Piekę od jakiegoś czasu chleb w automacie. Jest dobry, ale brakuje mi przypieczonej skórki. Niestety nie mamy kuchenki gazowej, ani elektrycznej z piekarnikiem. Mamy piekarnik przenośny, duży, ale nie chce mi się go wyciągać do 1 chleba.

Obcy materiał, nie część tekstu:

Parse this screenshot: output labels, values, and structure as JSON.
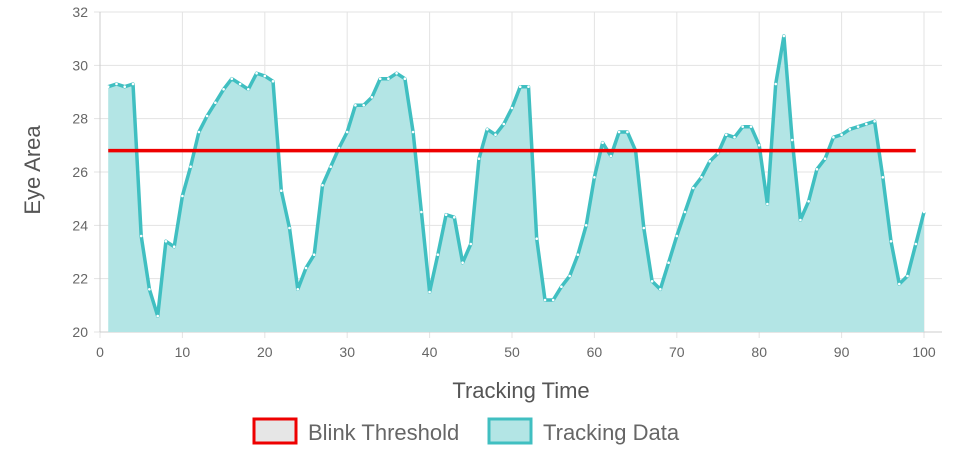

Postanowiłam upiec chleb w prodiżu.
Efekt, rewelacja!!!
Ciasto wymieszałam w automacie na programie ciasto, potem przełożyłam na blaszkę tortową posypaną mąką. Piekłam 45 min. "Wnuczek" orzekł, że mogłam lepiej przypiec i następnym razem spróbuję na otrębach, mąka jakoś nam nie podeszła, ciężko było ją oskrobać.
Korzystałam z przepisu:
-250g mąki pszennej typ 650
-250g mąki żytniej typ 720
-310 ml wody
-1 łyżeczka cukru
-2 łyżeczki soli kamiennej
-25g drożdży świeżych
-1 czubata łyżeczka suchego zakwasu (znalazłam w sklepie ze zdrową żywnością)
-3 łyżki oleju
Tutaj chlebek z przepyszną wędlinką "Wnuczka". Wędzoną łopatką i kiełbasą krakowską.